Gli argomenti usati da questa fazione ricordano quelli degli gnostici dell’era paleocristiana, secondo i quali era di fatto possibile una contraddizione tra la dottrina e la pratica, e la teoria di Martin Lutero sulla forza salvifica della fede, indipendentemente dal proprio stile di vita e persino dal pentimento e dalla vera emendazione. Tale fazione tenta di giustificare con sofismi anche il peccato degli atti omosessuali, adducendo a giustificazione di tali coppie le loro buone qualità. Ma la verità della Parola di Dio nella Sacra Scrittura resta pienamente valida in merito ai nostri giorni come lo fu al tempo di Gesù: «Non vi ingannate: né i lussuriosi, né gli adulteri, né quelli che praticano atti omosessuali erediteranno il regno di Dio» (1Cor 6, 9).
Se esponenti del clero perorano, la causa dell’ammissione dei divorziati alla Santa Comunione, di fatto – ha continuato il vescovo – solennizzano l’adulterio ed il peccato contro il sesto Comandamento di Dio. «Tali chierici trasmettono ai fedeli il messaggio secondo cui il loro divorzio e la loro continua violazione del proprio vincolo sacramentale può alla fine diventare una realtà positiva. In altre parole: mentono».

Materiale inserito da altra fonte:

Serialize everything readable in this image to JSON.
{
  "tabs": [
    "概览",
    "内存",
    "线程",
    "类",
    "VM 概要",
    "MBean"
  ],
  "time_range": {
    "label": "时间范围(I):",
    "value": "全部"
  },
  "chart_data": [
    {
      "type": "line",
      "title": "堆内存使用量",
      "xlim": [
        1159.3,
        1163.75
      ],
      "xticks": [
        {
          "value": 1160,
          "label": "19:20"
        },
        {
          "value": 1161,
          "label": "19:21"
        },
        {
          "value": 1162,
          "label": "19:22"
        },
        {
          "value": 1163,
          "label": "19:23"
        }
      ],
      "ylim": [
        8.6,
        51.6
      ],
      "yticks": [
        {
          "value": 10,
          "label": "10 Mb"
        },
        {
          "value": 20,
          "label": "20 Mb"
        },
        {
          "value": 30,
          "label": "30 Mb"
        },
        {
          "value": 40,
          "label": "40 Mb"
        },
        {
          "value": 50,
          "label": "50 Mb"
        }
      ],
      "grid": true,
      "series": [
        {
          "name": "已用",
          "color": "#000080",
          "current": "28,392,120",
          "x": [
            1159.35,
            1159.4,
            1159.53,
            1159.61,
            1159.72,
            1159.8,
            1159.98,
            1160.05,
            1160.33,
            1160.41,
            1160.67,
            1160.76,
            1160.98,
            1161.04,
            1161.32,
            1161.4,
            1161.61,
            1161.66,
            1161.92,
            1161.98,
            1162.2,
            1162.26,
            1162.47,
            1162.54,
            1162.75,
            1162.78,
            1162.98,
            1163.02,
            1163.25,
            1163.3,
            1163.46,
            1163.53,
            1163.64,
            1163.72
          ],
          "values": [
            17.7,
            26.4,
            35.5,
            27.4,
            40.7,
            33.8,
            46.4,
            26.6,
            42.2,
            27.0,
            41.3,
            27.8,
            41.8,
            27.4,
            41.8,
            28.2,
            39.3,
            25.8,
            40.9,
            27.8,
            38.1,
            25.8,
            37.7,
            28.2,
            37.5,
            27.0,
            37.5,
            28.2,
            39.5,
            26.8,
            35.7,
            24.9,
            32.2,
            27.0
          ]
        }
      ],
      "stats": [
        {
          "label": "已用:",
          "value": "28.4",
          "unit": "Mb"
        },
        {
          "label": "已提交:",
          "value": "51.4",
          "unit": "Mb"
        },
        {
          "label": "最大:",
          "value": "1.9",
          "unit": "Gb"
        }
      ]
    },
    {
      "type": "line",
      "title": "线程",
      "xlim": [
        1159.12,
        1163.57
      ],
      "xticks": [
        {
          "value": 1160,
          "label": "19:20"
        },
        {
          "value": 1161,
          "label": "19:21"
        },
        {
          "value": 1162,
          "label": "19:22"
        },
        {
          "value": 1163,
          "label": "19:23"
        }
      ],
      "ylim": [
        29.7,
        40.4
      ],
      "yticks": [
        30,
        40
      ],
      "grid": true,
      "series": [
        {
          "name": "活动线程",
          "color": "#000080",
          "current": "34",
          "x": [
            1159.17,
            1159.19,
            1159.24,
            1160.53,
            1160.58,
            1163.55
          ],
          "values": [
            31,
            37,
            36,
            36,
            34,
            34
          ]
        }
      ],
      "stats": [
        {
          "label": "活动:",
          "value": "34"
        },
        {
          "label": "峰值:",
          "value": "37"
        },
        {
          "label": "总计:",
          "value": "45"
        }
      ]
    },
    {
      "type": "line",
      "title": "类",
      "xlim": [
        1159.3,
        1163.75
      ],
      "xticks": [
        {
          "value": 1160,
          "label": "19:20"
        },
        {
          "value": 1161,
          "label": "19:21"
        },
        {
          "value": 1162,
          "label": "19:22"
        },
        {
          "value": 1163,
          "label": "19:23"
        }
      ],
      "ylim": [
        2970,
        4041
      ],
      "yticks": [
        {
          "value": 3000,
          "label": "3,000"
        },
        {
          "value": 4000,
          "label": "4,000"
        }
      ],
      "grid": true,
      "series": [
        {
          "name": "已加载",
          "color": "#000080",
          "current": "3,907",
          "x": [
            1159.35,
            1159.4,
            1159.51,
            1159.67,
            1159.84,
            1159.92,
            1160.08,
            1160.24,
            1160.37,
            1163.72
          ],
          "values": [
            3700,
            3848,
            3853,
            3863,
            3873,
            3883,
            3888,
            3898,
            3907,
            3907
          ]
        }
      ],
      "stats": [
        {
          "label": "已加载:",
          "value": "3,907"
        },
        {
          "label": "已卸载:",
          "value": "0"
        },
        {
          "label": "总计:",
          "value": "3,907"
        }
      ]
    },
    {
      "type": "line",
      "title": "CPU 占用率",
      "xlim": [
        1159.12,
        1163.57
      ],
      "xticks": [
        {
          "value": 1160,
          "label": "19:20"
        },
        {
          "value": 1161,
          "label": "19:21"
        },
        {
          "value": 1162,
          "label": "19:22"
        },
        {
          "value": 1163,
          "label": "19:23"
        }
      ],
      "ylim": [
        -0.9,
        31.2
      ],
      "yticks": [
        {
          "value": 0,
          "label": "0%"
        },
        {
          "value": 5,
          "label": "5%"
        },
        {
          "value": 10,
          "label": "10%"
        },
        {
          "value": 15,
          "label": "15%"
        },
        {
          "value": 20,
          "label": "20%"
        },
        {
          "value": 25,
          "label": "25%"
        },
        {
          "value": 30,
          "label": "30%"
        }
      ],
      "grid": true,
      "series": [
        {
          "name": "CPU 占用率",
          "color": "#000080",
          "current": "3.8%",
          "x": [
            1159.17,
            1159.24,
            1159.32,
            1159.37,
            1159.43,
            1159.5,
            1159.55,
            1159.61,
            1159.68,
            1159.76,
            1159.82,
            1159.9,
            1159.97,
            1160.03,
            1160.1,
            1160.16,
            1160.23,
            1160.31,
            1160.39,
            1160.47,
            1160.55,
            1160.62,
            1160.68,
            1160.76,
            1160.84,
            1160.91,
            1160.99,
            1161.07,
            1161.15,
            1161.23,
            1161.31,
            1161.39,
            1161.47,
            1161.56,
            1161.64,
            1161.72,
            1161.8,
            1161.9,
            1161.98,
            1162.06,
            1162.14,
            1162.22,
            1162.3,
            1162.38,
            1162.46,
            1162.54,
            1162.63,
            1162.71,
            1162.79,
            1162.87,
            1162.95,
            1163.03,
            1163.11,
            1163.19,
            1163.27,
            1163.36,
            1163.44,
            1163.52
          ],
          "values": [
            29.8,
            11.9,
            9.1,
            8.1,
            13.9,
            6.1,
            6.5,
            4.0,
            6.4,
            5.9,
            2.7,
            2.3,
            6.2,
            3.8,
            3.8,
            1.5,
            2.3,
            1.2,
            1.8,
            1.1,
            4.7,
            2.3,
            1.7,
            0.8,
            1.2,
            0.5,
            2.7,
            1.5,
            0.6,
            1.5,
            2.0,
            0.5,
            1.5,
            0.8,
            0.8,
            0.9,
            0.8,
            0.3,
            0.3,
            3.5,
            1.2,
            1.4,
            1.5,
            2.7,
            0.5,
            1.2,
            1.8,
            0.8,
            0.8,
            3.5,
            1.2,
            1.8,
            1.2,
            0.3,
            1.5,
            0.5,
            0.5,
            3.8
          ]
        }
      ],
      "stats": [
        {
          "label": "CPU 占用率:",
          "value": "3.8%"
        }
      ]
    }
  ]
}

Questa nuova fazione clericale per giustificare l’accettazione degli atti sessuali compiuti al di fuori del matrimonio e persino quelli contro natura, invoca “uno stile pastorale di benvenuto”, abusando così sentimentalmente di tale espressione. Ma, come affermava San Pio X: «La dottrina cattolica ci insegna che il primo dovere della carità non consiste nella tolleranza delle convinzioni erronee, per quanto sincere esse siano, né nell’indifferenza teorica o pratica per l’errore o per il vizio, in cui vediamo essere immersi i nostri fratelli, ma nello zelo per il loro miglioramento intellettuale e morale, non meno che per il loro benessere materiale» (Notre charge Apostolique, 15 agosto 1910).